Stuff We Like: Keeping Kids Healthy & Safe
What’s more important than our kids’ health and safety? Here, some info you need to know and our top product picks for keeping little ones safe and sound.
Put it on your skin-care short list: CapriClear Natural Spray-On Moisturizer has just one ingredient—one soothing, emollient, fragrance-free, hypoallergenic ingredient: all natural, 100-percent fractionated coconut oil. I’ve been using this gentle spray-on moisturizer to soothe my 4-year-old’s eczema because it’s free of all the bad stuff (there are no preservatives, dyes, parabens, sulfates, PABAs, or other potential irritants commonly found in skin care products), and the simply good stuff—it’s super-effective—is easy to apply. Misting this fast-drying spray over his body is barely a blip in our bedtime routine (which wasn’t the case for the lotions he previously fought me on), and the scratch marks that blemished his precious skin have all but disappeared. ($16.99 for 5.4-oz. bottle or $6.99 for 1.6-oz. travel size; capriclear.com or at Bed Bath & Beyond stores)
Kids play with remote controls—that’s a fact. But their doing so is more than a find-the-clicker nuisance: It can be dangerous, especially for the 4 and younger set. The powerful coin lithium batteries that power so many of our electronic conveniences—car key fobs, calculators, bathroom scales, and more—can cause serious harm or even death if lodged in a child’s throat. Each year, more than 3,500 swallowing cases of all sizes and types of button batteries are reported to U.S. poison control centers, and statistics show that the threat is growing fast. So keep these devices out of reach of young children, secure them (make sure those tiny screws are tight on your kids’ talking books, for example, and seal remotes with tape).
If a coin-size battery is swallowed:
• Go to the emergency room immediately, and tell medical providers that it might be a battery.
• If possible, provide doctors with the identification number found on the battery’s package.
• Do not let the child eat or drink until a chest x-ray can determine if a battery is present.
• Do not induce vomiting.
And while only 8 percent of swallowing incidents trace the battery package as the source, why not buy child-safe packaging to be truly safe? Energizer’s coin cell battery packaging complies with child-resistant packaging standards and recommendations made by the U.S. Consumer Product Safety Commission, and features durable, flexible materials that prevent access by children but can be easily opened by an adult with scissors. Contact the National Battery Ingestion Hotline at 202-625-3333.

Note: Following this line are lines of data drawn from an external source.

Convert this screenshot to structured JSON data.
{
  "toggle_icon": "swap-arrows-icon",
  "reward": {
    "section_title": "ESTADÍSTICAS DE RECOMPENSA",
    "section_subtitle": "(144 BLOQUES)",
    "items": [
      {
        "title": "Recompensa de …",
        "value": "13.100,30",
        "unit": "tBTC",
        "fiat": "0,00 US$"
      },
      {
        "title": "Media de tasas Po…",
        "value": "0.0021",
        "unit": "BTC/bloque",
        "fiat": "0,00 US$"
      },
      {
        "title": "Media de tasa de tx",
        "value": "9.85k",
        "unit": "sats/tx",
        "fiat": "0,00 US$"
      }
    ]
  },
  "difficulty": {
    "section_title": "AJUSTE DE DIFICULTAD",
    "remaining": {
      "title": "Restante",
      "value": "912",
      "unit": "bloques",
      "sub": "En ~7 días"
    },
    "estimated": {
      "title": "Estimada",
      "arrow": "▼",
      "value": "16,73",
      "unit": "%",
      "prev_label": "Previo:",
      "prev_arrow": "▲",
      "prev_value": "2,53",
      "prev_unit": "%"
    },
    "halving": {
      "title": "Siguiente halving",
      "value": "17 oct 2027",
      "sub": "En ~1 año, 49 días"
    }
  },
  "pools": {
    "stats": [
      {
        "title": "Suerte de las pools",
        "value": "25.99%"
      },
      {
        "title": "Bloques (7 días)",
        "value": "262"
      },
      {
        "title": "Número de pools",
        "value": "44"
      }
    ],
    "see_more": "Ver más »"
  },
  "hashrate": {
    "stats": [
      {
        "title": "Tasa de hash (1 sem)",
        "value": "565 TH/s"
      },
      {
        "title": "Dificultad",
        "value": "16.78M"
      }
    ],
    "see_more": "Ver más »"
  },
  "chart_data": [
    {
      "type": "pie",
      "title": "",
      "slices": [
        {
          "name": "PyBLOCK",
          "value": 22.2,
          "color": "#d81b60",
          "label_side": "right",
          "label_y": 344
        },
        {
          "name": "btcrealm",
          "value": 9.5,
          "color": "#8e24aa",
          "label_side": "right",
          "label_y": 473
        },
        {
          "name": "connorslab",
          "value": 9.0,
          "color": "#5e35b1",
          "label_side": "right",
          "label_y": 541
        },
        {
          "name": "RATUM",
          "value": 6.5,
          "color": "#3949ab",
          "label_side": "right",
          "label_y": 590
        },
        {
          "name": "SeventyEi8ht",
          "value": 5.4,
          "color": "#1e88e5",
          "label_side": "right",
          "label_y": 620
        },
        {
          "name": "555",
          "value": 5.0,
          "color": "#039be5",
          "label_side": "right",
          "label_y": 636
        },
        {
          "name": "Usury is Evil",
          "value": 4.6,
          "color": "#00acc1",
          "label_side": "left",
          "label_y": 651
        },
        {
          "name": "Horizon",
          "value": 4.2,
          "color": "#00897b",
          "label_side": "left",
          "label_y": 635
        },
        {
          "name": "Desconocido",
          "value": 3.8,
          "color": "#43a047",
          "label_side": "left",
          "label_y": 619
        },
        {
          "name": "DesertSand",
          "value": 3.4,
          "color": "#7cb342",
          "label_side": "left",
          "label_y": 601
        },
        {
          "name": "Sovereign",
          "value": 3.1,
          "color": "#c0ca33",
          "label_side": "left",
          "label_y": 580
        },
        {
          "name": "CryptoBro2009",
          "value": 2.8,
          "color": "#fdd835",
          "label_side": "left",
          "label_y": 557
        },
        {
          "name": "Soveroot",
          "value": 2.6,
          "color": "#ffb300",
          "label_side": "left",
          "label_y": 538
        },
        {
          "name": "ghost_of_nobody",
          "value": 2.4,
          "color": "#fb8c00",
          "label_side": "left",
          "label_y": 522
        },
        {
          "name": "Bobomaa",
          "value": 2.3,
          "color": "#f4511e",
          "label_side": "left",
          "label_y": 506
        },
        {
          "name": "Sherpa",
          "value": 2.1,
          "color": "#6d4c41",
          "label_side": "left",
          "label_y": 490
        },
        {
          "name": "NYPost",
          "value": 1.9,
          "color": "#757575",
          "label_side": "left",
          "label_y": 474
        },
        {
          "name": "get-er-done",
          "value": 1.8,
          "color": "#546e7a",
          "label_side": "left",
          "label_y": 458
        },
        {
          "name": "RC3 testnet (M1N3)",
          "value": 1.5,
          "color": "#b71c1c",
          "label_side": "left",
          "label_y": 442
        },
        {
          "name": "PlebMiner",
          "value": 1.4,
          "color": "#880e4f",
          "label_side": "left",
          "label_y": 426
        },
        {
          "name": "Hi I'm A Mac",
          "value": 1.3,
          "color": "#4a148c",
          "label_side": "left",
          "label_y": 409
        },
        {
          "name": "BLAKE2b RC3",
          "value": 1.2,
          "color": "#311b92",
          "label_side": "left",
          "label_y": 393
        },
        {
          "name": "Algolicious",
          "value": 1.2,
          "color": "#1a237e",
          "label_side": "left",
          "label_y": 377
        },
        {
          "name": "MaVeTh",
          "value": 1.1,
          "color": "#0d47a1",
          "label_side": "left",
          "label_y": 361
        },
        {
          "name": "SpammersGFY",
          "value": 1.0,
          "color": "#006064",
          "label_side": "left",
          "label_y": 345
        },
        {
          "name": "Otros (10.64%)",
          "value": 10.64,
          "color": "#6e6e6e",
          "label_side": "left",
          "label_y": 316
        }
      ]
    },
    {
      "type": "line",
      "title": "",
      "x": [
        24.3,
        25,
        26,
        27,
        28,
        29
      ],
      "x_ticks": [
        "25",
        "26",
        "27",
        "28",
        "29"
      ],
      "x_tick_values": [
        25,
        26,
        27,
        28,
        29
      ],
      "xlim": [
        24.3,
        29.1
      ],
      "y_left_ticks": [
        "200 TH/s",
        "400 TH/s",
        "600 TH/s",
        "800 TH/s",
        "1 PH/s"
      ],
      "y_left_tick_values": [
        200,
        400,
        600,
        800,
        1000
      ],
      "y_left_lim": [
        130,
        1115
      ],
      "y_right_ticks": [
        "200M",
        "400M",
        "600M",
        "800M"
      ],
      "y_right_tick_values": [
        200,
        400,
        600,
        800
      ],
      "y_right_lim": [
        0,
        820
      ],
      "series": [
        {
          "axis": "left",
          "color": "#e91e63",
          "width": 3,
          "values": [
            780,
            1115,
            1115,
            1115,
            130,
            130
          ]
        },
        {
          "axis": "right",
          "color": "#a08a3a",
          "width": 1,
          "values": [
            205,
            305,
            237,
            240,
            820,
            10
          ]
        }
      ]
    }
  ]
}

Watch this video about the risks and how to protect your family:
When we have our first baby, we research car seats extensively in an effort to choose the best. Let’s admit it, though—once the child gets old enough for a booster seat, who’s really got the time to check out 10 different brands and ratings? We’ve got you covered. Trust me when I say that you can trust Britax, whose products undergo the most rigorous testing in the industry at five Britax testing facilities worldwide (I’ve seen their crash simulations in person). Their 2013 Parkway SGL ($112), for children 38-63 inches tall and between 40-120 lbs., has true side-impact protection, and the base is designed to significantly lower your child’s center of gravity, reducing forward movement of the car seat in a crash. Its light weight and lower LATCH connection also make it easy to transport (great for carpools or switching between Mom’s and Dad’s cars). According to the National Highway Traffic Safety Administration, the lives of more than 8,300 children younger than 5 have been saved by using child restraints properly. Find clear videos to help with all Britax car seat installations at britaxusa.com/support/user-guides, and go to nymetroparents.com/carseat for a guide to local car seat inspection sites.